The Immigrant Entrepreneurship project offers a transnational perspective on American history. Transaction records from the J. P. Morgan & Co. Syndicate Books help us understand how a transnational society of bankers networked funds around the world by forming syndicates to support the globalization process. Syndicate participation provided a way for many German immigrants and German-Americans to attain both economic success and social status in America.

Herrmann, August

Between the end of the Gilded Age and the beginning of the Progressive Era, the name August “Garry” Herrmann was known throughout the United States. Herrmann was a man who had a humble beginning; he made millions of dollars during his lifetime through his political involvement and partial ownership of the Cincinnati Reds.
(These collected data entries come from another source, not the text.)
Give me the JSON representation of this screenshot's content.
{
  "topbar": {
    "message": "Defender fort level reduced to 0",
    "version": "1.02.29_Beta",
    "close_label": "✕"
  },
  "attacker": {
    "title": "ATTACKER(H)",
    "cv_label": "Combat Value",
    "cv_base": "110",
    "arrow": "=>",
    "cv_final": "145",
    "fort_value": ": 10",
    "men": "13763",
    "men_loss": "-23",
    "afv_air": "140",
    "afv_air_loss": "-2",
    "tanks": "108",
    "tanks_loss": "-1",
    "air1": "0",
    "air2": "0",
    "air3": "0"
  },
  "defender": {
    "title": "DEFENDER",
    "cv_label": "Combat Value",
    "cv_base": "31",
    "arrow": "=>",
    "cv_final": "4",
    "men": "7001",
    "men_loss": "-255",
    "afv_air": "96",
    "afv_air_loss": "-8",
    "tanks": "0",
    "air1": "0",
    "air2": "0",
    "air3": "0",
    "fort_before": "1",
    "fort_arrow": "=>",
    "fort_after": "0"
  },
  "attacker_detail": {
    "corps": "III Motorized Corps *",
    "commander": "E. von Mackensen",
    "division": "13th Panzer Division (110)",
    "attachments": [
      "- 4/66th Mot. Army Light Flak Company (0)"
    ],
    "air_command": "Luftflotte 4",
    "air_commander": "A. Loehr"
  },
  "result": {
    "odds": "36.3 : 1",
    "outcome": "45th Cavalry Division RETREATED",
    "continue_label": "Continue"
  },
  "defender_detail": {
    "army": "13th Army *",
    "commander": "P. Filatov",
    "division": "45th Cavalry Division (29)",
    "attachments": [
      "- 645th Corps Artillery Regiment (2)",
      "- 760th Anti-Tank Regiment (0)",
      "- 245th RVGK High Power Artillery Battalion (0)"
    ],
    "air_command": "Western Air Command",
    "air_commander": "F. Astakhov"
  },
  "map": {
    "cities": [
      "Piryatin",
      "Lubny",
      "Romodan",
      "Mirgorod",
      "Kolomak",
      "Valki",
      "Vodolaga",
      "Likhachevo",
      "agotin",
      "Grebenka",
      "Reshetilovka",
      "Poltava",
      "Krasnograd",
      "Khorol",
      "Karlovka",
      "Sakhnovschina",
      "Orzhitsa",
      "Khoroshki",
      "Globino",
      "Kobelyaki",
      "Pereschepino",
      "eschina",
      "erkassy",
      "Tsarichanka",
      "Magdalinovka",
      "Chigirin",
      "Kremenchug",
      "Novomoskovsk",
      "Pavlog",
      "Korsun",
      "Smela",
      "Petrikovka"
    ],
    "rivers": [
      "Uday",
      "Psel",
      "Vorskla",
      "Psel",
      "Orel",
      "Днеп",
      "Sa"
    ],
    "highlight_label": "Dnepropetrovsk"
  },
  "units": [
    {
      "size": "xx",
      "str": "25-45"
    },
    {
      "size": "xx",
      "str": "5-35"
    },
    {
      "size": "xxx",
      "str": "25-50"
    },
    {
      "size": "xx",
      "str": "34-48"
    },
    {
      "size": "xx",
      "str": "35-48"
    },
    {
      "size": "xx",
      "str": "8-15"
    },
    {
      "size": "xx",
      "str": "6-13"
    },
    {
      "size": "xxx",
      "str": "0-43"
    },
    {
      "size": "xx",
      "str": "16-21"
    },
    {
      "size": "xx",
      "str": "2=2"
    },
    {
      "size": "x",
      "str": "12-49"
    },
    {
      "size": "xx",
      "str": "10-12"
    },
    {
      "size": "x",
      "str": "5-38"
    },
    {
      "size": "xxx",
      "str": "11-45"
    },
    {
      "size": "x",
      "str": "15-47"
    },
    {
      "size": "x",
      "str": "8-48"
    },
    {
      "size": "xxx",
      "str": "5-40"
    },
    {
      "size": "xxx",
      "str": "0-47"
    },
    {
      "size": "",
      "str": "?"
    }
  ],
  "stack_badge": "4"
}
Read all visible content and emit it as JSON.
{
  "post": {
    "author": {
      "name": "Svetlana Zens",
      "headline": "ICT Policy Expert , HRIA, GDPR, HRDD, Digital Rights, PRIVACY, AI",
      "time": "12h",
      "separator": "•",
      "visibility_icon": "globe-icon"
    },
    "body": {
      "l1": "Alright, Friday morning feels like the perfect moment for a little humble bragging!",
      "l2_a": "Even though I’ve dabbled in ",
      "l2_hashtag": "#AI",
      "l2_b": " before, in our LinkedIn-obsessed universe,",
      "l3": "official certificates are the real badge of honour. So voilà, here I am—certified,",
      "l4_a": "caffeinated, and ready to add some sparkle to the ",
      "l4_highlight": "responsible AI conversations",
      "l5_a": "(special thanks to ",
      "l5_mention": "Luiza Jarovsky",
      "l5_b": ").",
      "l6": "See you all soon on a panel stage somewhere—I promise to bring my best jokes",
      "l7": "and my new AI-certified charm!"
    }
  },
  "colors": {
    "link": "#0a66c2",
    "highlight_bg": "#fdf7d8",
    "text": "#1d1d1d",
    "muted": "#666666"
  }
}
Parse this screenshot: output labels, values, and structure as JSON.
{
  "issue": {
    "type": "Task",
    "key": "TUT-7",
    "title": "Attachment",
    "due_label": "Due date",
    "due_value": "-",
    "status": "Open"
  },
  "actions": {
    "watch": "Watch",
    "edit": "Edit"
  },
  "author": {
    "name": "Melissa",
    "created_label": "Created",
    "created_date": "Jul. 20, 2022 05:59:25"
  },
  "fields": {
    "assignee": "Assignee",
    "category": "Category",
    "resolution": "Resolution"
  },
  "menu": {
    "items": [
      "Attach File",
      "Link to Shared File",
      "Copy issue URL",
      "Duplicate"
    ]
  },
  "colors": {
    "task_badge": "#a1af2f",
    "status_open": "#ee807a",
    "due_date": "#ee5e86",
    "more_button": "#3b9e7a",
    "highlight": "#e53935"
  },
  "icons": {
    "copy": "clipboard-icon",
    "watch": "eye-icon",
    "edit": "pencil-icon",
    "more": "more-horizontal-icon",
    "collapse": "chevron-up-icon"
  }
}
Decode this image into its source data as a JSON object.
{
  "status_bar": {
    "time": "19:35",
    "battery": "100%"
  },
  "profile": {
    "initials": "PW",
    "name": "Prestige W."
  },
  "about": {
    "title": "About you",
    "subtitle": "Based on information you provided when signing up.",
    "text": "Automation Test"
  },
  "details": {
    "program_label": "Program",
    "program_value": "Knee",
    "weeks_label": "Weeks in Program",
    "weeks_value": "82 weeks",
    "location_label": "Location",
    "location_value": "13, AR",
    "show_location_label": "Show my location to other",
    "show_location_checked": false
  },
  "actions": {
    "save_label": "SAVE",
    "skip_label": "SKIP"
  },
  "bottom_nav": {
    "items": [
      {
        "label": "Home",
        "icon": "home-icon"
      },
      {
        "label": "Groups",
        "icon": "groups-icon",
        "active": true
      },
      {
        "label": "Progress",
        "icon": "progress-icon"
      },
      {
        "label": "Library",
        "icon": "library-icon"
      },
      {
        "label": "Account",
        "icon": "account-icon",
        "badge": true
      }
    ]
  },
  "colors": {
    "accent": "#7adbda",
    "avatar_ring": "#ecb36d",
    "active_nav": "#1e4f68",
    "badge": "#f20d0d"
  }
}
As a local politician he served as the right-hand man to one of the most powerful political bosses of his era, George B. Cox of Cincinnati. As president of the Cincinnati Reds and chairman of baseball’s National Commission, he helped to usher in the modern World Series and is one of the most important early major league baseball executives.

Kessel, Adam

Born in Brooklyn of a mother who emigrated from Bavaria and a father who was the son of German immigrants, Adam Kessel (sometimes “Ad” or “Addison”) would grow up to be a leading pioneer in the production and distribution of motion pictures in the early years of the film business. In time, he would employ many of the leading figures of the industry, including Charlie Chaplin and D. W. Griffith. Kessel’s power was most in evidence during the 1910s, as the film business organized itself around the twin axes of West Coast production and East Coast financing.